Scholars take issue with two books by critic of religion

  • By David Segal / The Washington Post
  • Saturday, November 4, 2006 9:00pm
  • LifeGo-See-Do

‘The End of Faith” and “Letter to a Christian Nation” contain plenty to outrage just about everyone. Sam Harris assails political correctness, evangelicals, liberals, right-wingers and even Judaism, which often gets a pass in such debates. (Harris charges that Jews have been complicit in their centuries-long persecution because they have insisted on setting themselves apart from the rest of the world.)

The one constant in these books is Harris’ absolutism about reason. If an idea can’t survive rigorous testing and scrutiny, he says, it ought to be tossed.

To Miroslav Volf, a Yale professor of theology, that is Harris’ first mistake.

“All of reason is informed by some faith, and there is no mature faith that hasn’t been coupled with and enlightened by some reason,” Volf says. It’s also wrong for Harris to assume that Christians consider the Bible the direct word of God, Volf says. Most don’t, so combing the Scriptures for the fingerprints of fallible authors, and then declaring victory once you find them, is silly.

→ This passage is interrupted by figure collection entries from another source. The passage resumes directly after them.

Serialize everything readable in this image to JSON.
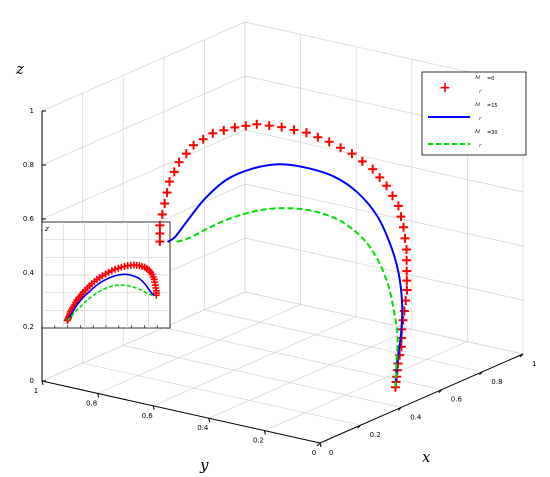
{
  "chart_data": {
    "type": "line",
    "axes": {
      "x": {
        "label": "x",
        "range": [
          0,
          1
        ],
        "ticks": [
          "0",
          "0.2",
          "0.4",
          "0.6",
          "0.8",
          "1"
        ]
      },
      "y": {
        "label": "y",
        "range": [
          0,
          1
        ],
        "ticks": [
          "0",
          "0.2",
          "0.4",
          "0.6",
          "0.8",
          "1"
        ]
      },
      "z": {
        "label": "z",
        "range": [
          0,
          1
        ],
        "ticks": [
          "0",
          "0.2",
          "0.4",
          "0.6",
          "0.8",
          "1"
        ]
      }
    },
    "grid": true,
    "legend_position": "top-right",
    "series": [
      {
        "name": "M_r = 0",
        "color": "#ff0000",
        "style": "markers",
        "marker": "plus",
        "points": [
          [
            0.44,
            0.05,
            0.05
          ],
          [
            0.46,
            0.06,
            0.08
          ],
          [
            0.48,
            0.07,
            0.12
          ],
          [
            0.51,
            0.08,
            0.17
          ],
          [
            0.54,
            0.1,
            0.22
          ],
          [
            0.58,
            0.12,
            0.27
          ],
          [
            0.62,
            0.14,
            0.33
          ],
          [
            0.66,
            0.17,
            0.38
          ],
          [
            0.7,
            0.2,
            0.44
          ],
          [
            0.74,
            0.24,
            0.5
          ],
          [
            0.77,
            0.28,
            0.56
          ],
          [
            0.78,
            0.33,
            0.62
          ],
          [
            0.78,
            0.38,
            0.67
          ],
          [
            0.76,
            0.44,
            0.72
          ],
          [
            0.73,
            0.5,
            0.76
          ],
          [
            0.7,
            0.56,
            0.79
          ],
          [
            0.66,
            0.62,
            0.81
          ],
          [
            0.62,
            0.68,
            0.82
          ],
          [
            0.58,
            0.73,
            0.81
          ],
          [
            0.54,
            0.78,
            0.79
          ],
          [
            0.5,
            0.82,
            0.75
          ],
          [
            0.47,
            0.85,
            0.69
          ],
          [
            0.45,
            0.87,
            0.62
          ],
          [
            0.44,
            0.88,
            0.54
          ],
          [
            0.43,
            0.89,
            0.46
          ],
          [
            0.43,
            0.89,
            0.4
          ]
        ]
      },
      {
        "name": "M_r = 15",
        "color": "#0000ff",
        "style": "solid",
        "points": [
          [
            0.44,
            0.05,
            0.05
          ],
          [
            0.49,
            0.08,
            0.12
          ],
          [
            0.55,
            0.11,
            0.2
          ],
          [
            0.61,
            0.15,
            0.28
          ],
          [
            0.66,
            0.2,
            0.37
          ],
          [
            0.7,
            0.26,
            0.45
          ],
          [
            0.72,
            0.32,
            0.53
          ],
          [
            0.72,
            0.39,
            0.6
          ],
          [
            0.7,
            0.46,
            0.65
          ],
          [
            0.66,
            0.53,
            0.68
          ],
          [
            0.62,
            0.6,
            0.69
          ],
          [
            0.58,
            0.67,
            0.67
          ],
          [
            0.54,
            0.73,
            0.63
          ],
          [
            0.5,
            0.78,
            0.56
          ],
          [
            0.47,
            0.82,
            0.48
          ],
          [
            0.45,
            0.85,
            0.42
          ],
          [
            0.44,
            0.87,
            0.4
          ]
        ]
      },
      {
        "name": "M_r = 30",
        "color": "#00e000",
        "style": "dashed",
        "points": [
          [
            0.44,
            0.05,
            0.05
          ],
          [
            0.5,
            0.09,
            0.11
          ],
          [
            0.56,
            0.13,
            0.18
          ],
          [
            0.61,
            0.18,
            0.25
          ],
          [
            0.65,
            0.23,
            0.32
          ],
          [
            0.68,
            0.29,
            0.39
          ],
          [
            0.69,
            0.35,
            0.45
          ],
          [
            0.68,
            0.42,
            0.5
          ],
          [
            0.65,
            0.49,
            0.53
          ],
          [
            0.61,
            0.56,
            0.54
          ],
          [
            0.57,
            0.63,
            0.53
          ],
          [
            0.53,
            0.7,
            0.5
          ],
          [
            0.5,
            0.76,
            0.46
          ],
          [
            0.47,
            0.81,
            0.42
          ],
          [
            0.45,
            0.85,
            0.4
          ]
        ]
      }
    ],
    "inset": {
      "axis_label": "z",
      "description_series": [
        "M_r = 0",
        "M_r = 15",
        "M_r = 30"
      ]
    }
  },
  "legend": [
    {
      "symbol": "M",
      "sub": "r",
      "value": "=0"
    },
    {
      "symbol": "M",
      "sub": "r",
      "value": "=15"
    },
    {
      "symbol": "M",
      "sub": "r",
      "value": "=30"
    }
  ]
}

“Most Christians believe that while the Bible was inspired by God, it is not free-floating, megaphone pronouncements out of nowhere by God. It was given through the medium of a culturally situated people, with the limitations of their knowledge at the time. And it’s our task to ask, ‘What does this mean to me today?’”

Islamic scholars say Harris has committed an equally egregious blunder with the Koran. He fails to understand the book in its historical context, and he cherry-picks the text for its most merciless verses.

“He couldn’t be more wrong about the Koran,” says Reza Aslan, the “No God but God” author. “In the history of the prophetic biblical canon that starts with Genesis, the Koran is by far the most tolerant of the views of other religions.”

The Koran is brutal on polytheists, Aslan acknowledges, but few of those are around these days. Harris, he claims, is making the same mistake that Muslims in Arab countries make when they locate the soul of Christianity with evangelicals who speak in tongues.

He has confused the outermost for the core. And ironically, Aslan notes, Harris is making the same mistake as fundamentalists, by taking scripture at its literal word.

Harris says that even if everyone decided that none of these texts is divine, it still would make sense to ditch them, since it would only be a matter of time before someone picked one up and said, “Hey, the creator of the universe hates homosexuals.”

“We have to start seeing religion for what it is,” he says, “a failed science, a failed description of the world, a holdover of discourse by our ancestors, who had no basis to demand good evidence and good argument.”

Of course, if religion were merely failed science, it would have been supplanted by real science centuries ago. But it has survived and thrived through a revolution in our understanding of the solar system as well as our bodies and our minds, which suggests that it offers something that deduction, data points and reason do not.

“Religion is never going to go away,” says Aslan, “and anyone who thinks it will doesn’t understand what religion is. It is a language to describe the experience of human nature, so for as long as people struggle to describe what it means to be alive, it will be a ready-made language to express those feelings.”